Okapis are primarily diurnal but may be active for a few hours in darkness. They are essentially solitary, coming together only to breed. They have overlapping home ranges and typically occur at densities of about 0.6 animals per square kilometre. Male home ranges average 13 km2 (5.0 sq mi) while female home ranges average 3–5 km2 (1.2–1.9 sq mi). Males migrate continuously, while females are sedentary. Males often mark territories and bushes with their urine, while females use common defecation sites. Grooming is a common practice, focused at the earlobes and the neck. Okapis often rub their neck against trees, leaving a brown exudate.

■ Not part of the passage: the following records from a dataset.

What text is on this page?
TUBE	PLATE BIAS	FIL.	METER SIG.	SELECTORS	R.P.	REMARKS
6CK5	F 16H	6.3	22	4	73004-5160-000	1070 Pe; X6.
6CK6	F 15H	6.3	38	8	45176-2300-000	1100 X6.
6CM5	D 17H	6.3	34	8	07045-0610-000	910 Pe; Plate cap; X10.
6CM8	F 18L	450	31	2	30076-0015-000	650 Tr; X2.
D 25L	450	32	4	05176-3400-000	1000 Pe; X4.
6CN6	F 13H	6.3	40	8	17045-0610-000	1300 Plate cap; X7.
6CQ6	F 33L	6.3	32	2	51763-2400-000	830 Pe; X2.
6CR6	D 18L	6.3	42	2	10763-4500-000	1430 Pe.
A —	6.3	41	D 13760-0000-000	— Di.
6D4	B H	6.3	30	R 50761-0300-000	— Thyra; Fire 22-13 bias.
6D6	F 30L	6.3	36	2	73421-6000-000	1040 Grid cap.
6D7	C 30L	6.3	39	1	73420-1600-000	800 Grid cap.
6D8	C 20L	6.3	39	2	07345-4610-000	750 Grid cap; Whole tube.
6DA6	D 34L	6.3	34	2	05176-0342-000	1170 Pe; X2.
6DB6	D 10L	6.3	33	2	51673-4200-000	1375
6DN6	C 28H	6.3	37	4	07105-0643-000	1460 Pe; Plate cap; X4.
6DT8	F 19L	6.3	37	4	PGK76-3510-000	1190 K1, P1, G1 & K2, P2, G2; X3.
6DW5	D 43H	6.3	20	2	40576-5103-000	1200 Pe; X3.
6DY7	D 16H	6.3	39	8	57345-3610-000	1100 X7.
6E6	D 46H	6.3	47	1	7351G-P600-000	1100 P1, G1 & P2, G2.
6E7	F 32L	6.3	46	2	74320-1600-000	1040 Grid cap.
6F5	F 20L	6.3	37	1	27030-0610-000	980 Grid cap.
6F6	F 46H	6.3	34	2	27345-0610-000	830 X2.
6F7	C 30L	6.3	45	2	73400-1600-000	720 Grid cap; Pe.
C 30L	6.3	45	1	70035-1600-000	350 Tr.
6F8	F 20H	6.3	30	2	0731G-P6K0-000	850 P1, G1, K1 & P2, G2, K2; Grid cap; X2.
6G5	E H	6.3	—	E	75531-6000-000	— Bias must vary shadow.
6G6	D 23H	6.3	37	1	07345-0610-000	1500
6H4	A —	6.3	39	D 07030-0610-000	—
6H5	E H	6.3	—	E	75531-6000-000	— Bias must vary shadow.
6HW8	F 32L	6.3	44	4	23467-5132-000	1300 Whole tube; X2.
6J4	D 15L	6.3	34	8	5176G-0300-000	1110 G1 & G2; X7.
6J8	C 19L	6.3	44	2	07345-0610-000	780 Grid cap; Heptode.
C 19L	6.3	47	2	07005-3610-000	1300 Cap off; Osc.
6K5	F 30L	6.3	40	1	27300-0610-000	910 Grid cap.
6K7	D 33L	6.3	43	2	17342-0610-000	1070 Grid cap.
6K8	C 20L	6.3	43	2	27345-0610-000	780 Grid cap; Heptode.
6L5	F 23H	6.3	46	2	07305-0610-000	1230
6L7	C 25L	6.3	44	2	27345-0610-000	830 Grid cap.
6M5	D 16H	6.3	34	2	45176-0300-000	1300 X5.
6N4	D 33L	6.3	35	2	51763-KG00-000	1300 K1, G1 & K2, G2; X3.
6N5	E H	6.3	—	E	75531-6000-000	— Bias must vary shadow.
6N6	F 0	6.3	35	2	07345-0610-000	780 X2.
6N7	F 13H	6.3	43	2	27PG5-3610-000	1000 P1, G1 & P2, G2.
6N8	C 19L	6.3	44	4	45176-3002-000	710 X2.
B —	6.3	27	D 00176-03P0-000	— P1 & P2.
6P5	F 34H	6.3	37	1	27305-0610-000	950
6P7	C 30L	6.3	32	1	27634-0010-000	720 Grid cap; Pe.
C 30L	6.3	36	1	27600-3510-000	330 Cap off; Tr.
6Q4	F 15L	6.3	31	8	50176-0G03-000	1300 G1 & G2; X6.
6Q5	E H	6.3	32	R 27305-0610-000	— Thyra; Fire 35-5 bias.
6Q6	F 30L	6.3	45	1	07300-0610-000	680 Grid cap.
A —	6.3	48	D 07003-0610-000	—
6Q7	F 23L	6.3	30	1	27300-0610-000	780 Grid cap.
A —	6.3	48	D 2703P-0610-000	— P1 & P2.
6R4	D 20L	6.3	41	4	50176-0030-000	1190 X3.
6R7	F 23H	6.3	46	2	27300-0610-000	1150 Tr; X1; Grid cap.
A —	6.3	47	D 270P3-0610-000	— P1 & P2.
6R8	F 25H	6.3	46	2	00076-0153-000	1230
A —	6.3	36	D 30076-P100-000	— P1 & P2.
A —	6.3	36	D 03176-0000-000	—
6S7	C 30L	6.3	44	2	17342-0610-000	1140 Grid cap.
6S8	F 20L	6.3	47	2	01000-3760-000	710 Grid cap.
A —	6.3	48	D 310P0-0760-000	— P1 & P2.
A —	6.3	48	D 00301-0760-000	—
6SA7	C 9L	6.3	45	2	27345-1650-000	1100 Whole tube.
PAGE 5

The male is protective of his territory, but allows females to pass through the domain to forage. Males visit female home ranges at the time of breeding. Although generally tranquil, the okapi can kick and butt with its head to show aggression. As the vocal cords are poorly developed, vocal communication is mainly restricted to three sounds - "chuff" (contact calls used by both sexes), "moan" (by females during courtship) and "bleat" (by infants under stress). Individuals may engage in Flehmen response, a visual expression in which the animals curls back its upper lips, displays the teeth and inhales through the mouth for a few seconds. The leopard is the main predator of the okapi.